Kennedy interrupted his national security adviser impatiently. “Well, he’s now offered us a new one!”

Taylor came to Bundy’s support. “You think the public one is serious when he has a private one?”

Yes! We have to assume that this is their new and latest position, and it’s a public one.”

Nitze speculated that Khrushchev might be pursuing two tracks at once: a private track “related solely to Cuba,” and a public track designed to confuse public opinion “and divide us with additional pressures.”

“It’s possible,” JFK conceded.

Bundy was emerging as the spokesman for the hawks. He warned that the U.S. position would “come apart very fast” if “we accept the notion of the trade at this stage.” Talking to the Turks about withdrawing the missiles was tantamount to “trying to sell our allies for our own interests.”

“That would be the view in all of NATO,” Bundy lectured. “Now it’s irrational and it’s crazy, but it’s a terribly powerful fact. ” Besides, “the problem is Cuba. The Turks are not a threat to the peace.”

Kennedy cut the discussion short. Before deciding how to respond to Khrushchev, the White House should issue a statement drawing attention to contradictions in the Soviet position. He was still concerned that “you’re going to find a lot of people who will find this is a rather reasonable position.”

“That’s true,” acknowledged Bundy.

“Let’s not kid ourselves.”

In Moscow, the official government newspaper Izvestia was rolling off the presses. The editors had remade the front page at the last moment to include Khrushchev’s latest message to Kennedy acknowledging the presence of Soviet missiles in Cuba, and offering to withdraw them, if the United States withdrew its missiles from Turkey.

“Keeping the peace is the main goal of the government of the USSR,” the newspaper declared.

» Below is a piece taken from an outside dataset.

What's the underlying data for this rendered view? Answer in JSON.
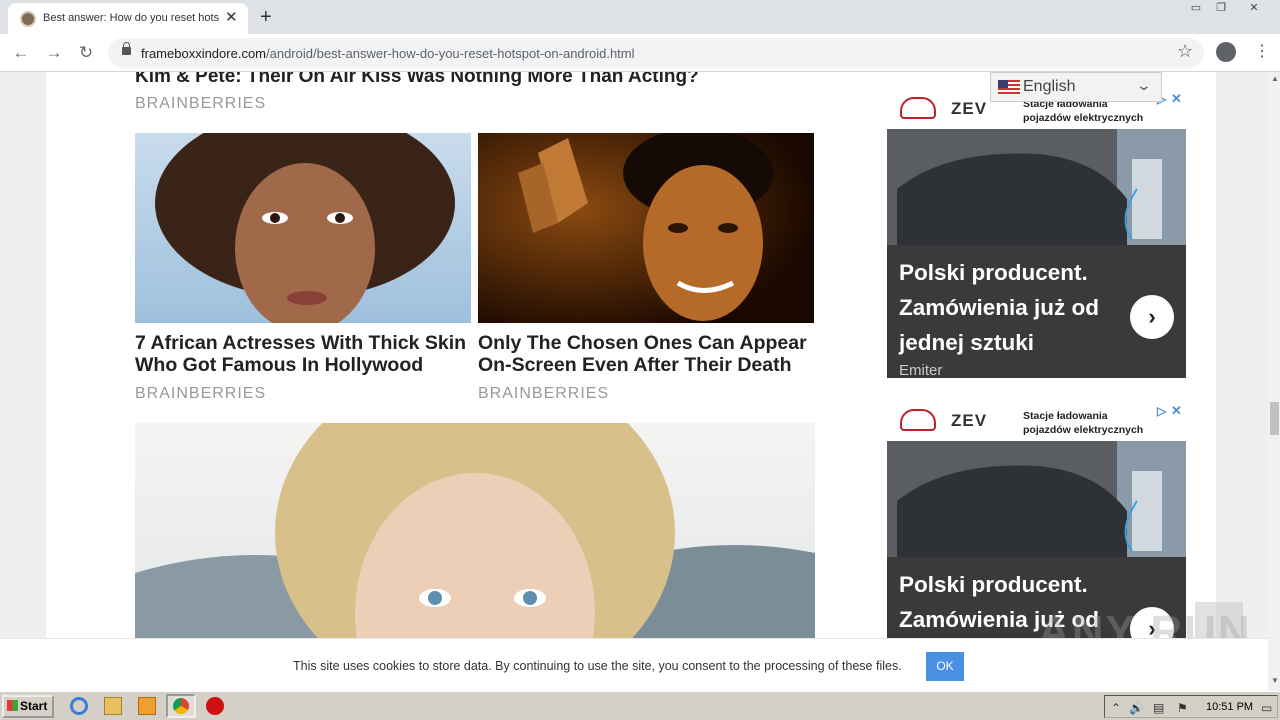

Unfortunately for Izvestia ’s credibility, there was nothing to be done about the commentary on page two, which had gone to press many hours in advance. The writer accused the United States of concocting stories about Soviet missile bases in Cuba. He poured scorn on the notion of a Turkey-Cuba missile swap as a cynical public relations initiative by the “Pentagon propaganda machine.”

11:16 A.M. SATURDAY, OCTOBER 27 (10:16 A.M. HAVANA)

The Soviet generals on duty in the underground command post at El Chico had been following the tracking reports on “Target Number 33” with mounting concern. After overflying Camaguey, it had made a 130-degree left turn over Manzanillo on the southeastern coast of Cuba. From there, it had flown along the northern foothills of the Sierra Maestra toward Guantanamo Bay. The island’s highest mountain range had been a refuge for Castro and his barbudos during the war against Batista and still bristled with secret fortifications, artillery positions, and armed camps.